Re: [Dri-devel] 16bpp span functions

SourceForge Headquarters 225 Broadway Suite 1600 San Diego, CA 92101 +1 (858) 454-5900

ra...@ra... wrote:
> 
> just thoguht i'd mention - you'll bypass the cmp's and jne/jeq' branches
> and get some better performance with:
> 
> #define READ_RGBA( rgba, _x, _y )                       \
> do {                                                    \
> GLushort p = *(GLushort *)(read_buf + _x*2 + _y*pitch); \
> rgba[0] = ((p >> 8) & 0xf8) | ((p >> 13) & 0x7);        \
> rgba[1] = ((p >> 3) & 0xfc) | ((p >> 9)  & 0x3);        \
> rgba[2] = ((p << 3) & 0xf8) | ((p >> 2)  & 0x7);        \
> rgba[3] = 0xff;                                         \
> } while (0)
> 
> now even smarter is do 2 pixels at once and just do alignment/single
> pixel cleanups either end of the span if tis not a multipel of 2 or not
> aligned to 2 pixel boundaries...
> #define READ_2_RGBA( rgba, _x, _y )                     \
> do {                                                    \
> GLuint p = *(GLushort *)(read_buf + _x*2 + _y*pitch);   \
> GLuint r, g, b; \
> r = ((p >> 8) & 0xf8) | ((p >> 13) & 0x7); \
> g = ((p >> 3) & 0xfc) | ((p >> 9)  & 0x3); \
> b = ((p << 3) & 0xf8) | ((p >> 2)  & 0x7); \
> rgba[0] = r & 0xff; \
> rgba[1] = g & 0xff; \
> rgba[3] = b & 0xff; \
> rgba[4] = 0xff; \
> rgba[5] = (r >> 16) & 0xff; \
> rgba[6] = (g >> 16) & 0xff; \
> rgba[7] = (b >> 16) & 0xff; \
> rgba[8] = 0xff; \
> } while (0)

Software fallbacks are slow for so many other reasons that this just
isn't worth it (well, maybe the first option).  Hell, we could do the
whole thing in assembly and see a 0% speedup...

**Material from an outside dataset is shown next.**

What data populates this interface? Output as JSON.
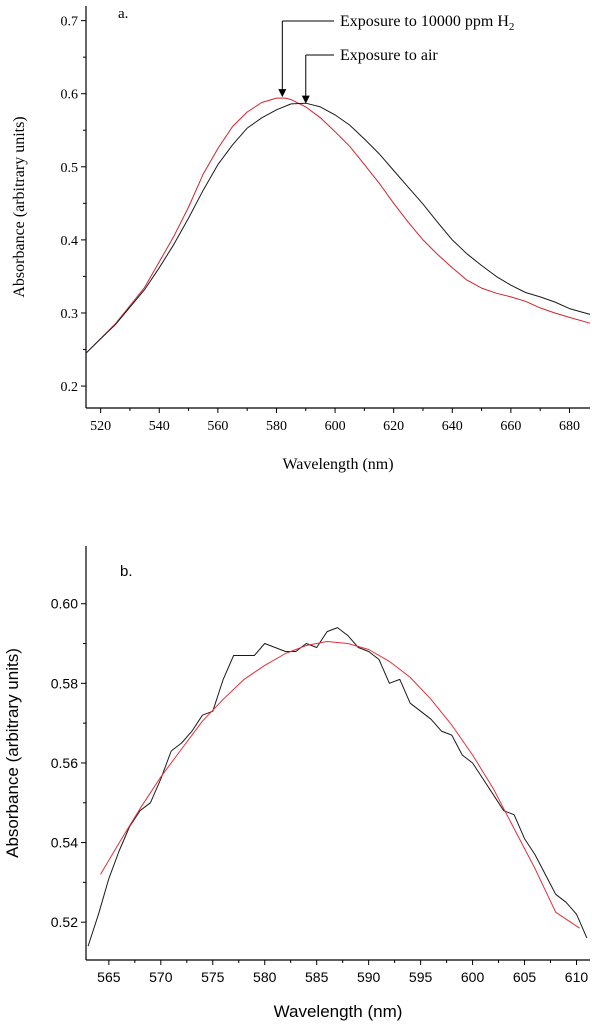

The whole point of that macro is that it reads individual pixels.  Thus,
you can't just go ahead and read two pixels.

The software fallback mechanism in Mesa could be made a lot faster, but
the core contributors certainly have better things to do.  It would
require significantly more work than changing a pixel reading macro.  If
your hardware can do it blitting scanlines or even rectangles would be
much faster, but it's arguable whether this is worth it as the main
point of software fallbacks is correctness not performance.

-- Gareth